Seymour Simon’s works are some of the most beautiful and interesting books for science, and nonfiction in general, that I’ve ever read. I remember teaching 5th grade, reading Wolves, Volcanoes, and The Brain over and over. (Did I mention that he has written over 250 books for children, Mom?) He hosts a fabulous website, he’s on Facebook and Goodreads, and even has a famous app called “Science Fun to Go.” Yes, it was an honor to have dinner with him. We even got to meet his wife, and we asked her how could she possibly put up with all of us google-eyeing her husband! She laughed and was very understanding.
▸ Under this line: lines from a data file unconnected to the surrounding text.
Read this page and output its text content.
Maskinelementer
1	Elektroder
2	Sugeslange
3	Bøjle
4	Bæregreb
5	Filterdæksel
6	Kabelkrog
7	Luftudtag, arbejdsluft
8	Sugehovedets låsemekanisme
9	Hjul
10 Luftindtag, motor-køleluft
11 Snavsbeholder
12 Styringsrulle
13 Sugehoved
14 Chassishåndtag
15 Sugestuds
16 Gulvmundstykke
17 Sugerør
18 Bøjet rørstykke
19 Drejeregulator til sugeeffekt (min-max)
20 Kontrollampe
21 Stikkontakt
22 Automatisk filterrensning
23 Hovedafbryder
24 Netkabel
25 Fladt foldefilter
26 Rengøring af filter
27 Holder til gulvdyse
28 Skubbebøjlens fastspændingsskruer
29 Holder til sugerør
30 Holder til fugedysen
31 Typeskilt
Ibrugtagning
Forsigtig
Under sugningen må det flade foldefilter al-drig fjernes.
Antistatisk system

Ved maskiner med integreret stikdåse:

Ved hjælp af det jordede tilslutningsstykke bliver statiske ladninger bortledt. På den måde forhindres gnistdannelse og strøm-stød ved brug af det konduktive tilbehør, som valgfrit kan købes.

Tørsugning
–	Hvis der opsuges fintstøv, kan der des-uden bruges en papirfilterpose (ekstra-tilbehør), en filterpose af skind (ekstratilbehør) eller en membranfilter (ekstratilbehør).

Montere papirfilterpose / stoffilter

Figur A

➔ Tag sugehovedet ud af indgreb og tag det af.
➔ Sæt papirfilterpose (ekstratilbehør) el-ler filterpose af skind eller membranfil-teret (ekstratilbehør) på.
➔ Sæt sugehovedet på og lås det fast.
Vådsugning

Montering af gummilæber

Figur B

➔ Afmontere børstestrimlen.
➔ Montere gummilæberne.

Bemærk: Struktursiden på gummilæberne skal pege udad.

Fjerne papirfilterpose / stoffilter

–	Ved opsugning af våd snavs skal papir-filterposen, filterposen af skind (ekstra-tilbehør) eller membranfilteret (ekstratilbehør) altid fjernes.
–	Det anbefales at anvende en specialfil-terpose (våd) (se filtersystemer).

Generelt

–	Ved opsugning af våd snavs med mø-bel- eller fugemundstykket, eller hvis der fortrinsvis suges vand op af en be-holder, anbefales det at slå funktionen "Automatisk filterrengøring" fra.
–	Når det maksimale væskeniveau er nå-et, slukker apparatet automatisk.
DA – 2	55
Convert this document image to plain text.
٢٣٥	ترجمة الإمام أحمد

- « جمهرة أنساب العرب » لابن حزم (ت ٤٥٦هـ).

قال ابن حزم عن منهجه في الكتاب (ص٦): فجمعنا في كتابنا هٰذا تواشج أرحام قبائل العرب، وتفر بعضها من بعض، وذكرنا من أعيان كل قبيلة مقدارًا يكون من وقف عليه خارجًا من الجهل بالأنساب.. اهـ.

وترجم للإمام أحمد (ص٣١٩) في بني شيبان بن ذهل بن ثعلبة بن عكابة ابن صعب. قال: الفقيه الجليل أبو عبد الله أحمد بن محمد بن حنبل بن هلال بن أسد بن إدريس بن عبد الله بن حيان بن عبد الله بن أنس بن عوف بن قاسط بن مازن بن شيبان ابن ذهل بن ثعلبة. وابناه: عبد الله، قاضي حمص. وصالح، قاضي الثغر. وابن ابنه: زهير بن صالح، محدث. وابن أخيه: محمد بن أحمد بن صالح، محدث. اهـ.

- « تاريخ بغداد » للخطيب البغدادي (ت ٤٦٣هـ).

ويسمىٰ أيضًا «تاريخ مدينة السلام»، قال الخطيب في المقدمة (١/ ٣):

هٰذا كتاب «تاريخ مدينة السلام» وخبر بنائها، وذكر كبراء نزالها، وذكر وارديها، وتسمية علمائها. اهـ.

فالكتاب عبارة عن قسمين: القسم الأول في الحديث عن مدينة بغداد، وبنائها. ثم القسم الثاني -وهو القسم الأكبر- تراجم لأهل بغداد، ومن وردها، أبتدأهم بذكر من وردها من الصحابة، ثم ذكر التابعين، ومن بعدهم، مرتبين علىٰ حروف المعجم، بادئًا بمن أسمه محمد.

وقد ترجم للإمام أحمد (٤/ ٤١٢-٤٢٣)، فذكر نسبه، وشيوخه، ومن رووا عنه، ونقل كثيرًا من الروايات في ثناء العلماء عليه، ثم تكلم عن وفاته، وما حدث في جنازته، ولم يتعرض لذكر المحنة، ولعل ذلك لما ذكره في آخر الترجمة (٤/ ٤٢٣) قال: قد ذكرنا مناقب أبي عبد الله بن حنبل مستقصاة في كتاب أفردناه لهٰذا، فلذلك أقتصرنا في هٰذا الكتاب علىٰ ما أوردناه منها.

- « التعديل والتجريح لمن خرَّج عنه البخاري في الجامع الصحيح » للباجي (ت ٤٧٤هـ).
Seymour Simon talked for a while about making paper airplanes, teaching the students in his class to make them just right, so they would fly far across the classroom. He even held outside flying contests on the school grounds. He wrote a book about flying paper airplanes. Traveling back in time, he told us the story of riding in a propeller-powered aircraft, and how he was so scared. I was there with him — his words so eloquent — his story so upsetting to the stomach (LOL). Fast-forward to the present: he told us about teaching, writing, and some life lessons learned along the way. (A friend sitting next to me at the table leaned over and said to me, “There just aren’t many great storytellers left.”) I believe she’s right. This is an experience I will share with my students, for sure.
“We are story.”
“Start with the Why.”
Everyone has stories to tell. Lives matter, and sharing experiences is just one way to carry on our culture to the next generation(s). Students should find value in telling tales and listening to stories. It’s truly a one-of-a kind experience, and I will start my school year with storytelling. I cannot wait to share Seymour Simon’s talk with my class. It’s almost like I want school to start sooner than planned. Please check me out; do I have a fever?